I have officially been three weeks without any social media what so ever. Considering that my birthday just passed and I didn’t jump right back on is a big triumph for me. So why bring it up? There becomes this obsession that kind of developes in my mind and permeates throughout my day that makes it hard for social media to not be a hurdle. The couple of minutes that I allocate turns into WAY TOO many minutes being spent on social media. And for what? I think I am coming to a point in my life where I feel that if someone wants to be a part of my life, they will do so by reaching out to me. Not liking my picture or my posts. Makes sense right? Simple for some. Not so simple for others.
Life has been a whirlwind in more ways than one but at the end of the day I would not change a single moment. I love the people who are in my life and the memories I am making. The future is looking bright 🌻
Sometimes you just need a moment to realize that in order to get past it all, you just need to pick up the pieces and move on.
I can’t seem to shake the feeling of trying to fix things. Unfortunately, I have the emotional capacity of a walnut so it’s a little harder to do without that drive. I stick to what I know. It tends to be this uncomplicated and stable bubble. Those are my rose colored glasses.
I’m picking up the pieces. I’m moving forward with my rose colored glasses.
Probably the BEST piece of advice I’ve gotten in the past couple of months. I tend to forget how toxic I can be to the people around me. You never seem to realize how your attitude can effect the people around you. We live in these pretty little bubbles. We go about our days with all of the emotional roller coasters. We don’t see the people we bring along for the ride. I refuse to drag people through this turmoil. I need to get my shit straight. August or not, it’s time for change. I’ve chosen the people who have tickets onto this train. If you’re not on it, then there’s a reason.
2015 is the year of change regardless of people’s opinion. Your own opinion is what counts, right?
Slowly BUT surely coming up with a list of changes.

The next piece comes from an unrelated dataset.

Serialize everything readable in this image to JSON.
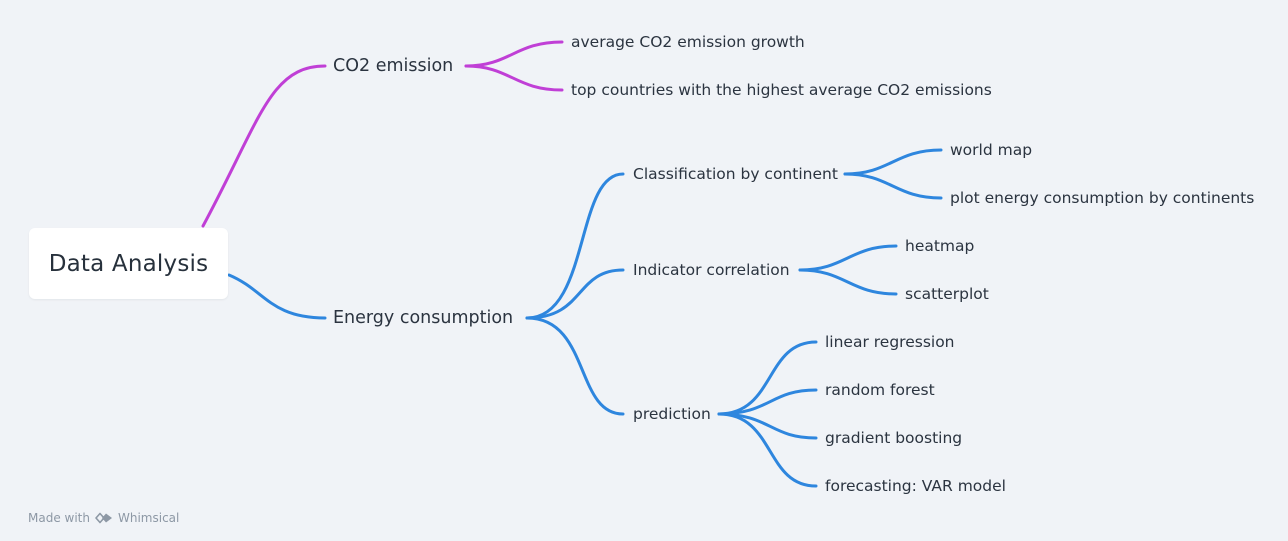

Let’s push the envelope a bit, shall we?
It’s been SOME time since my last post. The phrase “when it rains, it pours” has been the story of my life for the past year. side note: can’t believe it’s been a year. Regardless, it is what it is. Don’t get me wrong. I love my life. Life has taught me a myriad of things and I have come out a completely different person. Some things good, a lot of things bad. Only those closest to me have really seen the difference. They’re worried. I’ve got it under control. Or so I think.
Brings me to the next point. What do you do when every one around you tells you that you’re not handling things very well yet you are perfectly content? How do you even get back to the point where you become what you were before after so much has happened? How do you turn your emotions back on? How do you care when you don’t want to? Here’s my dilemma. I don’t know how to get back to the point where the things that mattered to me most affected (effected?) me and don’t now. Especially considering the fact that I don’t want them to. Is it horrible that I am perfectly content with not caring? Is it horrible that I only want to worry about me? That I want to focus on the people and things that make me happy?
Self medicating. Auto shut down. These things work. They make sense. They are how I move forward. How is this wrong? Am I not still living my life? Do I not have a smile on my face? Do I not feel joy?
How can I let people decide when enough is enough for ME?
I’m no longer on the verge of self combustion. I am legit HAPPY. How long this lasts is yet to be determined. But shouldn’t it be good enough for now?
It’s always full of changes. Some minor and some completely life altering. My absence has primarily been because of the massive changes that have taken place in my life (aaaannndddd because I’m lazy. Duh. ) The last 4 months have been crazy and I don’t see that changing any time soon but I am trying to embrace it. I made some choices that didn’t exactly pan out the way that I wanted. It’s almost like I tried to keep two separate worlds. I compartmentalized people and things and categorized them base off of the things that helped keep me in post change and things that were pre-change. Now life has happened. It seems like it was a little too good to be true to separate the two worlds and maintain stability.
It’s been beautiful to see it unfold. To see all the colors mix together and create this beautiful landscape of hope. It’s been empowering and caused me to have conversations that I thought I would never have. Make choices based off of what is best for me instead of some romantic and unrealistic notion of the future. The changes and collide are intimidating beautiful which ultimately makes me feel blessed to have it happen at all.
Life is good. It could be so much worse. But the sky is bright and the sun is out.